The second example where DNA has definitively disproven the documentary evidence is the discovery that my entire paternal line (except for my father) is not biological. Again, the DNA evidence is definitive. I have no DNA matches at all on that line and I do not match my cousin or uncle. It just is not possible for that line to be biological.

DNA evidence is also powerful evidence when the available documentary evidence is either lacking or is only circumstantial. The same great great grandmother I mentioned above, Christina, had six children. She was unmarried and her family were ashamed by her actions and the names of the fathers of her children were deliberately omitted from the records. The evidence that George Bassett was the father of her daughter, my great grandmother, was circumstantial – town rumour and the fact that one of his sisters brought up one of Christina’s other children. However, the DNA evidence is strong. Thirty DNA matches between myself and descendants of George’s siblings definitively support the conclusion that the father was from that family. A further match from a descendant of another child of George, together with the circumstantial evidence means that the conclusion that George was the father, while not definitive, is reasonable and defensible.

Extract of the summary of DNA matches to George’s family

So, DNA evidence can be essential in disproving documentary evidence and it can be essential where documentary evidence is insufficient. The final example of how DNA evidence is essential in family history is where there is no documentary evidence at all.

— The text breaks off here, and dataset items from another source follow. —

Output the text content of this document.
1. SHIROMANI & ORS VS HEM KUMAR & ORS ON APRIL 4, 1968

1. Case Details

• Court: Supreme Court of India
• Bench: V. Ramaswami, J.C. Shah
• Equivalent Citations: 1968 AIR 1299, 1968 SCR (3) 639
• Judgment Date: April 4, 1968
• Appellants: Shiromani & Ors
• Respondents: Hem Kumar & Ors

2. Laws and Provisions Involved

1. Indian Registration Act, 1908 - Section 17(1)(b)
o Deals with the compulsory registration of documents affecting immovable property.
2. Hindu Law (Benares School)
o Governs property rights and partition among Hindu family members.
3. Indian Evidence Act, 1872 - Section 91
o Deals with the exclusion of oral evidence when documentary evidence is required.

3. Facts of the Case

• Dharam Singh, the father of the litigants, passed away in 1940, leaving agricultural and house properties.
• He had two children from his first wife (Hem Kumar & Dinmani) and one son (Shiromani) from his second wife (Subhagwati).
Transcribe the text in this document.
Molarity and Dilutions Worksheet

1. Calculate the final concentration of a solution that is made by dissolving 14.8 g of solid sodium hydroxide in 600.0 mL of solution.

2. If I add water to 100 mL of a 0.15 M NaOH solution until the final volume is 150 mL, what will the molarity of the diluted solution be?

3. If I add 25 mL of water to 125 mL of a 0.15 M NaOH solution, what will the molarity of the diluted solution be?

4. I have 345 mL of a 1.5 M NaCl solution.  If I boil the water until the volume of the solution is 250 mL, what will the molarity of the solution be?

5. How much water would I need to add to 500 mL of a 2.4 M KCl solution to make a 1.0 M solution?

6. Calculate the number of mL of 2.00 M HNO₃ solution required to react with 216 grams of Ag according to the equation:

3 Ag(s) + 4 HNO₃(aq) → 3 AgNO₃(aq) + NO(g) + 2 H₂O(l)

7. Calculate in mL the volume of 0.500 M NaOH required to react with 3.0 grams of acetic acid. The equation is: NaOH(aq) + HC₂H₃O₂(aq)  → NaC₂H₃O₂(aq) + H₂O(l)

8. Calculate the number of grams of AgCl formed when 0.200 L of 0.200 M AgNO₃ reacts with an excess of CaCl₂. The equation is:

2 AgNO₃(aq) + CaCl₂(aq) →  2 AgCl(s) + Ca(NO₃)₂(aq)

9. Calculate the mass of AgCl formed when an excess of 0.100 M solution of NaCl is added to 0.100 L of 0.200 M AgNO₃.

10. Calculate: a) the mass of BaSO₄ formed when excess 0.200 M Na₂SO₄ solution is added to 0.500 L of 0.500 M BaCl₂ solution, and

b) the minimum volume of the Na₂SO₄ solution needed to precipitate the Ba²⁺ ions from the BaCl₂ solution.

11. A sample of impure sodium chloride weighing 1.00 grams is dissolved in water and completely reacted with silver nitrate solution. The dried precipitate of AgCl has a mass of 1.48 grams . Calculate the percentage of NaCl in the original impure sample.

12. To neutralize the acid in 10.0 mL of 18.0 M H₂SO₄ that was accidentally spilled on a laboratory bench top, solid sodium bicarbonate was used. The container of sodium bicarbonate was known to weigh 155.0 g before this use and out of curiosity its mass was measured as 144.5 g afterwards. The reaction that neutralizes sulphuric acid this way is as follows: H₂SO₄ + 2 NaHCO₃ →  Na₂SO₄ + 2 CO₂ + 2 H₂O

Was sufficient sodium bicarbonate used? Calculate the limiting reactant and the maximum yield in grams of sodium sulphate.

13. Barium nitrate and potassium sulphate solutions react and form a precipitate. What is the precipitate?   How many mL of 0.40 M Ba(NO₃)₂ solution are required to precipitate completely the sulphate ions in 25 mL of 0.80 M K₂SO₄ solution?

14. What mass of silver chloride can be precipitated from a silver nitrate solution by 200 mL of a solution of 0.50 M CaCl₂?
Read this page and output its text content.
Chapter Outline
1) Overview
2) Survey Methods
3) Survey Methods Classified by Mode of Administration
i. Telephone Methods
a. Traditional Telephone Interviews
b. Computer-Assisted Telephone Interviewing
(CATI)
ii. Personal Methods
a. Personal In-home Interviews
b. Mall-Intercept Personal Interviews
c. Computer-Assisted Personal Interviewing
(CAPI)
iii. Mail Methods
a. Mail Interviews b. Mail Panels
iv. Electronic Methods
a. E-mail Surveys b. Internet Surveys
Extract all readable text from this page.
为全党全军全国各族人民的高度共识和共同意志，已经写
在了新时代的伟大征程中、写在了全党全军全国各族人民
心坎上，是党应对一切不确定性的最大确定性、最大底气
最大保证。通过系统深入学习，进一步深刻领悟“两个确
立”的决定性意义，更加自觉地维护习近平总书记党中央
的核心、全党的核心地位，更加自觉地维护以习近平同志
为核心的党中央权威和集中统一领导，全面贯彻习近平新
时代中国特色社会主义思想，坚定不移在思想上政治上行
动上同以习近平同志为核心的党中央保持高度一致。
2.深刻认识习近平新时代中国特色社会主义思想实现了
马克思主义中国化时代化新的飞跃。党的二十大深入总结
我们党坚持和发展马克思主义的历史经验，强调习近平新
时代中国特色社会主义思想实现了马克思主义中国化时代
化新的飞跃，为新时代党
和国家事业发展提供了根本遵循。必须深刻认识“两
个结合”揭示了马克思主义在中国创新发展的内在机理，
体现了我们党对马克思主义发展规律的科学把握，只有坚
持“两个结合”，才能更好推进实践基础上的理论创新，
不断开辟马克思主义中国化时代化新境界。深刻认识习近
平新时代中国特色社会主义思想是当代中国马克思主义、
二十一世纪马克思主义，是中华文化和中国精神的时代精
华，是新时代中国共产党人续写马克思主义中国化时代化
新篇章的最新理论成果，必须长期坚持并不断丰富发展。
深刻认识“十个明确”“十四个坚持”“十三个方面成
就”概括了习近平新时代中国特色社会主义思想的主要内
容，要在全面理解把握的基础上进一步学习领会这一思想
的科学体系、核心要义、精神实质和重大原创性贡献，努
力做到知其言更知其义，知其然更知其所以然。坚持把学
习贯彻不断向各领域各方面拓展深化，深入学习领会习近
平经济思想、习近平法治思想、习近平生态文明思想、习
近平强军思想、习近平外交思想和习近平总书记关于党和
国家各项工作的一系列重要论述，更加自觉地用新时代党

After discovering that my paternal line was not biological, I managed to identify my father’s biological mother by obtaining his adoption records. His mother was named in the records, but his father was not. It was only by analysing the DNA evidence that I was able to identify his biological father and use that information to build out my biological paternal line. While initially my conclusion about his identity was tentative, further analysis has built up a body of evidence that makes my conclusion reasonable and defensible.

When researching family history we are expected to use the best sources by conducting a reasonably exhaustive search. Without using evidence from DNA testing my family history would contain substantial inaccuracies and I would never have been able to build my paternal biological family tree. DNA evidence is therefore arguably the best source, when used in combination with documentary sources. I do believe DNA evidence is essential evidence for family historians.